6. Reverse Social Engineering:
Reverse social engineering is a technique where the attacker creates a problem for the target, which they then pose as the solution to. Unlike traditional social engineering, where the attacker reaches out to the victim, in reverse social engineering, the victim is manipulated into reaching out to the attacker for help. Kevin Mitnick often employed this technique in the 1990s by sabotaging systems or creating network issues within companies. He would then position himself as a capable technician or IT expert who could resolve these problems. Victims, unaware of his true identity, would seek his assistance, granting him access to systems and information they otherwise would not have. This method allowed Mitnick to gain deep access into highly secure networks without raising suspicion.
How to Prevent Social Engineering
1. Use Strong & Complex Password:
One of the safest way to prevent social engineering attack is by using strong and complex passwords. The use of random or easy to guess password will put you or your accounts at risk. It is also recommended and safe to activate second factor authentication (2FA) for maximum security.
2. Use Multi-Factor Authentication (MFA):
MFA is otherwise known as 2FA and are commonly called two-factor authentication.

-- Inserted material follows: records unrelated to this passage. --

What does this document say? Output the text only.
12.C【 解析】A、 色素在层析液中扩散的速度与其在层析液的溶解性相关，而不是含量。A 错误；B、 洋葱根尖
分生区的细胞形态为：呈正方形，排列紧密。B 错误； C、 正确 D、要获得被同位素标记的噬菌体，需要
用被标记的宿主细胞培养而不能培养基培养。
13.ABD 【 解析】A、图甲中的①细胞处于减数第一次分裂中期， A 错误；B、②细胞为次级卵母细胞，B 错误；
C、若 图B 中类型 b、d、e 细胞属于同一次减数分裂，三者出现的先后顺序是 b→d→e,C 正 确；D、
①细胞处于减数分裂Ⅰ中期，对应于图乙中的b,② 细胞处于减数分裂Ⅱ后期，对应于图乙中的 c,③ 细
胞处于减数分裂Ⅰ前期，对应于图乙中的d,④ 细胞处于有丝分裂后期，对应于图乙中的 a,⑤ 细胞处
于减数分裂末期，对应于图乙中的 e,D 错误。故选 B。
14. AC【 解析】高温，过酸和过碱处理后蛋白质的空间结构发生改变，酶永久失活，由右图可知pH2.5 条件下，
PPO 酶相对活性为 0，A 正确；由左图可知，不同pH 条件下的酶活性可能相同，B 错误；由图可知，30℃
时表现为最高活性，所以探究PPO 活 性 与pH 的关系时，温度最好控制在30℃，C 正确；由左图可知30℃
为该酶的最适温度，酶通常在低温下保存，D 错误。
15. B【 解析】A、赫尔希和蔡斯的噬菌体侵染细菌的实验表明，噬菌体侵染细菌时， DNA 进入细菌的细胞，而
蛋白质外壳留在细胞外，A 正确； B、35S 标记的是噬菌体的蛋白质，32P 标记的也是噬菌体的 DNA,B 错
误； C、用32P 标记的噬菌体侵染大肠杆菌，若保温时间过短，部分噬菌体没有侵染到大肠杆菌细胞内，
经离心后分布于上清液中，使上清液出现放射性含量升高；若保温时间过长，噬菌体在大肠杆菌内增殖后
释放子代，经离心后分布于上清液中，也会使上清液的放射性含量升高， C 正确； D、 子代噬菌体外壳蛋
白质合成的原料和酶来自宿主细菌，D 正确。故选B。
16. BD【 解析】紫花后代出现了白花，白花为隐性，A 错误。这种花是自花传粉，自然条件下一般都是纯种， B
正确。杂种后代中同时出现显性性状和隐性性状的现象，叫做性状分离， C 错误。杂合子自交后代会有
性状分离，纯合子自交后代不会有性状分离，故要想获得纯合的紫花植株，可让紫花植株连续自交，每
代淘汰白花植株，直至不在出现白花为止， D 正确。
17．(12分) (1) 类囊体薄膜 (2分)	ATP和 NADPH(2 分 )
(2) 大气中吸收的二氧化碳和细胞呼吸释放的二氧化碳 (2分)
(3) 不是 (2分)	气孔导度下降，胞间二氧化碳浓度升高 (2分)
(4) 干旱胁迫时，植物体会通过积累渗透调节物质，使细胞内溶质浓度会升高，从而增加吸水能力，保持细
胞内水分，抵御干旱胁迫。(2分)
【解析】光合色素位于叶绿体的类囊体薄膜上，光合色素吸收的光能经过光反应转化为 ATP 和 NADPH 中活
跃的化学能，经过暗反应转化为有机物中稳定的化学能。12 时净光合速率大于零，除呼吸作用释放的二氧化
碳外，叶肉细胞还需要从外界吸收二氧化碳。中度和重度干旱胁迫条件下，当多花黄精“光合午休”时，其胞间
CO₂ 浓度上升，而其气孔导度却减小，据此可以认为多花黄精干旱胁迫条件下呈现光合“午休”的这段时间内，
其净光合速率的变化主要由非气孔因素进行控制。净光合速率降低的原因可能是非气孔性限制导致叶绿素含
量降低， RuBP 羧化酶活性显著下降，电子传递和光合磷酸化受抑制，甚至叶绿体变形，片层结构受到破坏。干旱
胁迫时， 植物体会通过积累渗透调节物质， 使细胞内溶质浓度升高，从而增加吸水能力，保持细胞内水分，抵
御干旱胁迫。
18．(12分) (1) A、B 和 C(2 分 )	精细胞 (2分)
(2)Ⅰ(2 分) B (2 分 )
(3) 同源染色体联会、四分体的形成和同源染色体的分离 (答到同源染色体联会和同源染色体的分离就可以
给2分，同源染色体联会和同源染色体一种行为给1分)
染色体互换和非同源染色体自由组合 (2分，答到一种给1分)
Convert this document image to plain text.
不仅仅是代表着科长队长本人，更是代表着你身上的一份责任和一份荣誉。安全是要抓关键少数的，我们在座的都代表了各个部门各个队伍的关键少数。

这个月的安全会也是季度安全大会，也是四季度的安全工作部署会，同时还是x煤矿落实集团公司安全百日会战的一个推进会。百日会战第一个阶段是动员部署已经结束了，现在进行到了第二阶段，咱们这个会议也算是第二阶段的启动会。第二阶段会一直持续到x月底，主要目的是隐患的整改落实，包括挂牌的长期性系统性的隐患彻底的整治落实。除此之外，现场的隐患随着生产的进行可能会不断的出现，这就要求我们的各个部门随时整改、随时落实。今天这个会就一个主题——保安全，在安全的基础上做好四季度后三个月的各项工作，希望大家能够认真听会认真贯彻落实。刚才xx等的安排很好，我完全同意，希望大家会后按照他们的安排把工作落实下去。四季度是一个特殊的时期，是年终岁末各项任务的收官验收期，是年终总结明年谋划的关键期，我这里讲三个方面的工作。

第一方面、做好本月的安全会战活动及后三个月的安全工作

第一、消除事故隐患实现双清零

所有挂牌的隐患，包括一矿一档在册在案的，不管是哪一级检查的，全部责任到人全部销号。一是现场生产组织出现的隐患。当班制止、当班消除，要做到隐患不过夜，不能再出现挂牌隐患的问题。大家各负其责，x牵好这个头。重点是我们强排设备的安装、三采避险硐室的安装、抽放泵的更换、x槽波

Two-Factor Authentication (2FA) was developed as a security measure to enhance the protection of online accounts and sensitive information. The concept of using multiple factors for authentication dates back several decades, but the modern implementation and widespread use of 2FA are more recent.
It requires users to authenticate their identity using multiple factors, such as passwords, biometrics, or security tokens. This method adds an extra layer of security, thereby making it more difficult for attackers to gain unauthorized access.
3. Identity Verification:
Don’t be in a hurry to open an attachment or link whenever you receive an email, most especially external emails. It is rather safe to first verify the source of the mail.
You can do the following:
- Check the Sender’s Email Address: Ensure that the sender’s email address matches the official email domain of the organization or person they claim to represent. Sometimes, phishing emails use similar-looking domains or spoofed addresses.
- Verify the Content: Look for any suspicious or unusual content within the email, such as strange links, attachments from unknown sources, or unexpected requests for personal information.
- Hover Over Links: Before clicking on any links in the email, hover your mouse cursor over them (without clicking). This action will display the actual URL where the link leads. Verify if the URL matches the claimed destination or if it seems suspicious.
- Check for Spelling and Grammar: Many phishing emails contain spelling mistakes, grammatical errors, or awkward language. Be cautious if the email appears unprofessional in its writing style.
- Avoid Unexpected Attachments: Do not download attachments from unknown or unexpected sources. Malicious attachments can contain viruses or computer malware.
4. Create Awareness:
Individuals and companies can create awareness against social engineering by conducting regular training sessions that educate employees about common tactics used by social engineers, such as phishing emails, pretexting, baiting and other techniques aforementioned. These sessions should emphasize the importance of verifying requests for sensitive information, recognizing suspicious behavior, and adhering to security policies.